Using Chef? Why Risk your Business on a Lack of Support?
An upfront note: Cloudreach is a consulting partner and reseller of Chef’s awesome technology. This blog might appear as a bit "salesy" a first glance. That’s not my intent - I do strongly believe the recommendations are sound.
Erm, refresh my memory, what is Chef?
I’m sure the majority are familiar with the concept of configuration management. If you don’t use Chef, you’ve probably used Ansible or Puppet perhaps? If not, question why not: the more human actions you have in any given IT process, the more likely it is things will go wrong. Surely you’re not doing things manually or using a gigantic, unsupportable heap of bash scripts, are you?
Essentially, Chef provides a (Ruby-based) platform for writing "recipes" to manage, control and provision software and infrastructure in a programmatic fashion.
Chef is used to define the desired state of the infrastructure and makes sure that state is always applied. It will continually test the state of the system and then repair it if necessary. The state of the infrastructure is stored as code and is managed and treated as any other code base. It is checked into source control, tested, versioned and release the same way as software code.

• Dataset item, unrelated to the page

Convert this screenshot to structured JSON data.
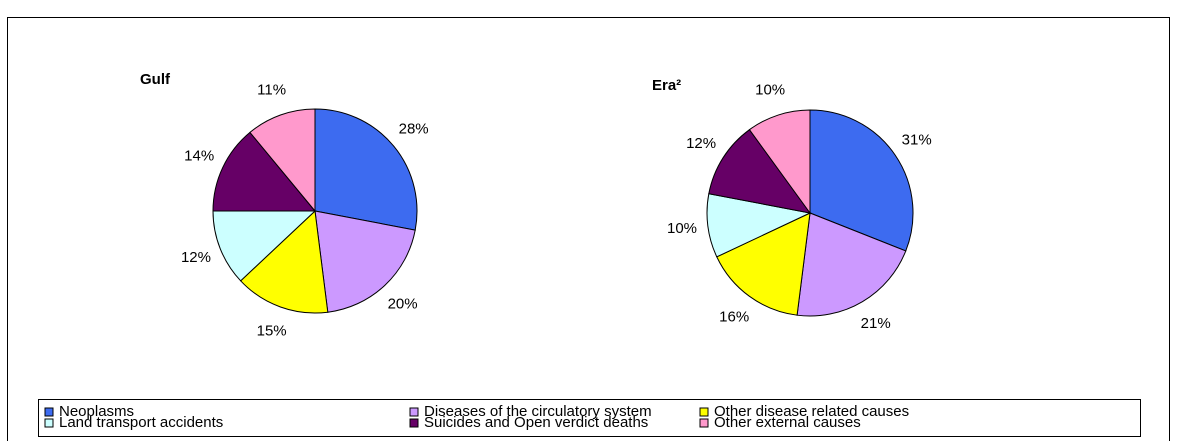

By managing infrastructure with Chef and having a full workflow process to manage the code into production, manual ad-hoc changes to a system are no longer persistent: the next time the state is checked, the manual change is removed. This has a number of side effects:
- it helps to eliminate configuration drift from environments
- it builds a culture where all changes need to be written to source control and then promoted through your test paths, before production deployment
- you’ll have a fully automated, audit and compliance engine that can show what changes were made, when and by whom.
Why use a GUI to make a change manually when you can use version controlled code, right? Awesome.
Why take the risk? Get some insurance!
We’ve been having a few conversations recently with clients regarding moving from the (brilliant) free version of Chef’s open Community tooling to the paid Enterprise subscription version.I’ve heard a few comments along the lines of:
"Why would I do this? It works fine as it is, nothing has gone wrong"
The response seems relatively straightforward: You’d do this if you’re using Chef in any kind of "enterprise" capacity, i.e. you’re using it to support/manage/provision infrastructure and/or software in a process or workflow which would impact your business if something went wrong.
It’s just like taking any other kind of insurance policy: you only need it when something unfortunate happens. This applies to everything from your home insurance (please tell me you have home insurance!) to buying support from other IT vendors like Cisco or AWS.
In the case of Chef, the Enterprise pricing currently starts at under $7 per node per month - a relatively low price for peace of mind surrounding the smooth configuration management of your IT estate.
Ok, so what do I get?
Note: Some of the features listed below are also provided with the free community version of Chef, but only for a very limited number of nodes.
Well, first off I would argue the most important thing is a "proper" support package. There are more details of this here, but the addition of swift response times and round-the-clock support is likely to be important for you.
Not convinced yet?
Ok, how about HA and Replication? These offerings are designed to ensure that the Chef platform is as reliable and resilient as your own infrastructure. So, for example, if you’re running your AWS estate across multiple Availability Zones, let Chef help ensure that its tooling and your scripts are always there when you need them.
Still not convinced?
Would you like what has traditionally been called a 'Technical Account Manager'? Chef provides what they term a Customer Success Engineer (CSE) who will help you make the most of your Chef deployments (which will obviously already be perfect if Cloudreach built them for you). More seriously though, they can help to ensure you’re getting the best value from Chef across your business and yield some strong insight into implementing proper DevOps processes combined with CI/CD, for example.
Note: There’s an extra charge for the CSE, depending on the scope of input you would like - but again, this option flexibly priced based on the size of your estate.
You must be convinced by now?
If not, how about the full audit and reporting capability you’ll get from the analytics package on offer? This can be combined with the platforms your Ops team is probably already using for communication (ours is) like HipChat to provide real time notifications.
Ready to sign up?
Well, not everyone will, and it’s not mandatory (kudos to Chef for the Community version). It’s not easy to "monetise" such a great free piece of tooling, but certainly we at Cloudy Towers believe that anyone using Chef seriously in their company needs the Enterprise offering.